Selective accumulation of cytosol CDP-choline as an isolated erythrocyte defect in chronic hemolysis.

Abstract

Erythrocytes from a young woman with chronic hemolytic anemia contained 0.31-0.45 mM CDP-choline, concentrations that are 15-25 times those in normal erythrocytes and equivalent to 20-30% of the total adenine nucleotide content. Accumulation of CDP-choline has been reported only in erythrocytes from subjects with severe (homozygous) pyrimidine nucleotidase deficiency. In the latter syndrome, pyrimidine nucleotidase activity is very low and a spectrum of uridine and cytidine-containing nucleotides is present along with epiphenomena involving glutathione and ribosephosphate pyrophosphokinase. By contrast, selective accumulation of CDP-choline was the only abnormality demonstrable in proband erythrocytes. Membrane phospholipids were quantitatively and qualitatively normal, compatible with the observation that mature erythrocytes maintain membrane phospholipids largely by passive exchange with plasma components or by acylation of lysophospholipids.
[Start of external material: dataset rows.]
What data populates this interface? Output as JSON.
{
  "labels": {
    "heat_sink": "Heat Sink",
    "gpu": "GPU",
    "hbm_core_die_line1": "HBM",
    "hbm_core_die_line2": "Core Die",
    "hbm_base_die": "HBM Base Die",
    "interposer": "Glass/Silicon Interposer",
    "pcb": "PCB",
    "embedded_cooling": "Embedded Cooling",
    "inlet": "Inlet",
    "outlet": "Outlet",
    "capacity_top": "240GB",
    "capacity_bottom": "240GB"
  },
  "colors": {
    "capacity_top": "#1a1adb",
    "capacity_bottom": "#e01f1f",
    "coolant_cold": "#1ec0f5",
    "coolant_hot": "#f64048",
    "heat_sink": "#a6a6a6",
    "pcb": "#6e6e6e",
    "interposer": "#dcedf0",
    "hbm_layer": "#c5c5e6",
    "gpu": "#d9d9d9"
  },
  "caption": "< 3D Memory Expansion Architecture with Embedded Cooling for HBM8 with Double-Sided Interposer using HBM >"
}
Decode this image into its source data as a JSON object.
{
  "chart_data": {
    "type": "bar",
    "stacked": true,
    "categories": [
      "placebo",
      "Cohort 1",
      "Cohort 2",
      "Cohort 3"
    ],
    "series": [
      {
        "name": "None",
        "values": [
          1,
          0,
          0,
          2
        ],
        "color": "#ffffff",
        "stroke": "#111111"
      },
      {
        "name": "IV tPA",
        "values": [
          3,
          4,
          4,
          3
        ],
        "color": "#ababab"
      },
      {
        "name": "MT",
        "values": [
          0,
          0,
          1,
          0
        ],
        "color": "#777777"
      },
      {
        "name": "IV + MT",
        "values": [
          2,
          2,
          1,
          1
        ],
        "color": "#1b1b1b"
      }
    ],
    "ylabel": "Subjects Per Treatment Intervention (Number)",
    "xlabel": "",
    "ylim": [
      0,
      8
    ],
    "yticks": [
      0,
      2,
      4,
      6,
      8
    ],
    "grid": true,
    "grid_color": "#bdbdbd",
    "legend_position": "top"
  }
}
Although the presence of small amounts of other CDP-containing cofactors, such as CDP-ethanolamine, could not be entirely excluded, the cytidine/choline ratio closely approximated 1:1 in all studies. Choline phosphotransferase and ethanolamine phosphotransferase are separate enzymes in erythroid cells. Selective accumulation of CDP-choline in proband erythrocytes is also compatible with an inherited deficiency of choline phosphotransferase in erythroid precursors, though this hypothesis remains unproved.